Belum lagi persoalan pedestrian yang masih penuh debu di mana-mana. Sebagai kota tua yang modern harusnya Banda Aceh sudah menjadi ikon kota simbol peradaban di Nusantara. Kunjungan turis lokal dan mancanegara untuk menikmati kota tua penuh cerita ini tidak menjadi visi dari pemerintah kota ini kini, merevitalisasi peninggalan tua sebagai aset pun tak pernah terfikrikan oleh pengambil kebijakan. Kalau bisa gedung tua dihancurkan, buat gedung baru. Alih-alih nanti anggaran di batalkan, hingga dikorbankan berbagai cerita panjang 818 tahun tanpa jejak.

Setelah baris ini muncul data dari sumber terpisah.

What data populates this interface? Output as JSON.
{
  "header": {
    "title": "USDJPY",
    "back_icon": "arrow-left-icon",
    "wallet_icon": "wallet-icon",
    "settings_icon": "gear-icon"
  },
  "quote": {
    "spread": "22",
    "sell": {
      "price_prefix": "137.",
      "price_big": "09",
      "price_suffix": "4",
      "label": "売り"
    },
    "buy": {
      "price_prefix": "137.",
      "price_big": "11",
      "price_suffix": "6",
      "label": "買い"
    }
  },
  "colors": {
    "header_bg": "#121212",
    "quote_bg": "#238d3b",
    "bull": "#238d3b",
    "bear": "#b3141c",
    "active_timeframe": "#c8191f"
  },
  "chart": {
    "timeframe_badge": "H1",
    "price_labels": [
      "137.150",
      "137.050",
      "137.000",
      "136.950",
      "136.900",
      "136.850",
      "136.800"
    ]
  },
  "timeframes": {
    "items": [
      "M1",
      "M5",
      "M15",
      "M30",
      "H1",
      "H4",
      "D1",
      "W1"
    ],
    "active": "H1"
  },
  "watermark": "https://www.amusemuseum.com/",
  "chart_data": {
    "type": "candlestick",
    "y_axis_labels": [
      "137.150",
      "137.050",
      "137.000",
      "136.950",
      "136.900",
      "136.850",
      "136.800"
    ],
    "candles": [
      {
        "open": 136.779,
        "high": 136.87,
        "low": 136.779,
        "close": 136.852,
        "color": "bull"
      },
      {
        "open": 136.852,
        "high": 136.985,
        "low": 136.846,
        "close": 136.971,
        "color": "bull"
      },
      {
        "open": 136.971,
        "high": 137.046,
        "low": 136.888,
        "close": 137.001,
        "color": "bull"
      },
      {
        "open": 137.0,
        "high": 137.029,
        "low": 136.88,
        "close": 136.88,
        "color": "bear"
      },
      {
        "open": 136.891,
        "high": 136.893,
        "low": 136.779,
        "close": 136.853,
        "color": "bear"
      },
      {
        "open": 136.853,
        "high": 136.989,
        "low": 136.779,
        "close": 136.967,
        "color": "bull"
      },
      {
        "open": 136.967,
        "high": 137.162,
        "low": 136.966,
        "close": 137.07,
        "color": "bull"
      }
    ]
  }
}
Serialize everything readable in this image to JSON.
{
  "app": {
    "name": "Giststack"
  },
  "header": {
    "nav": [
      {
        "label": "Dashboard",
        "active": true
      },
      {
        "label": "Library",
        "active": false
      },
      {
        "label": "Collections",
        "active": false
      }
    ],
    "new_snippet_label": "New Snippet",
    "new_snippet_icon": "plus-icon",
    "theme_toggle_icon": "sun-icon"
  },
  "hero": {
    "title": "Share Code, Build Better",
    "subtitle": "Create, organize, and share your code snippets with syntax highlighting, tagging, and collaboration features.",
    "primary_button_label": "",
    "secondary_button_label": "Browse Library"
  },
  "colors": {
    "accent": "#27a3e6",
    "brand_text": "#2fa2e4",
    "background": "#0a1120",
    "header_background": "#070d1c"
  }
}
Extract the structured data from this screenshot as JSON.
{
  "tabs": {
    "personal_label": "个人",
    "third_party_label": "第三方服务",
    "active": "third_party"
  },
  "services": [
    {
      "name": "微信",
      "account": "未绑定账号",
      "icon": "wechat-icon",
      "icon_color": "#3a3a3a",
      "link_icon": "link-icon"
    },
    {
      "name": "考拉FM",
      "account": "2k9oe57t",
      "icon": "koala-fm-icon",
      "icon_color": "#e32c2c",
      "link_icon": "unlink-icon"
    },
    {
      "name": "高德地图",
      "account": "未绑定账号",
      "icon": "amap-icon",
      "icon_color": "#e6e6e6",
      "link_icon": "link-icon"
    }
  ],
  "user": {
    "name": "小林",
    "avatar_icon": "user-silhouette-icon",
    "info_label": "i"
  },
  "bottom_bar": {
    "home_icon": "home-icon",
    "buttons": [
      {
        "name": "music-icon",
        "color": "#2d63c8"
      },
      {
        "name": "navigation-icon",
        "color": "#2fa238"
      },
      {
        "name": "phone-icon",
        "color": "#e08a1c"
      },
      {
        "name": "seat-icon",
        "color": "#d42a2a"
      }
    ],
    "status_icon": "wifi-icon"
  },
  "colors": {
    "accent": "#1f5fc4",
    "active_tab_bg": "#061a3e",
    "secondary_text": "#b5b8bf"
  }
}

Visi wali kota Banda Aceh hampir saban hari menjual bahasa-bahasa politik “dalam bingkai syariah”, padahal orang luar dengar Aceh saja sudah disuruh jadi imam, tidak ada yang mengenal Aceh selain jati diri orang nya adalah Islam. Banda Aceh adalah ibukotanya orang-orang Islam dan warganya yang selain Islam sangat menghormati itu dengan merasa nyaman berada dan hidup di kota ini sudah cukup menunjukkan identitas warganya yang penuh toleransi. Tidak perlu dilabel labeli bingkai ini bingkai itu, cukup merujuk kepada cita-cita Pendirinya Sultan Alaidin Johansyah 1205. Menjadikan kota ini sebagai bandar ibu kota Aceh Darussalam yang penuh peradaban secara Penataan ruang kotanya dan pribadi warganya, hingga siapapun yang berkunjung kesana membawa pulang 1000 cerita di usianya yang nyaris 1000 tahun. Selamat milad Bandar Aceh.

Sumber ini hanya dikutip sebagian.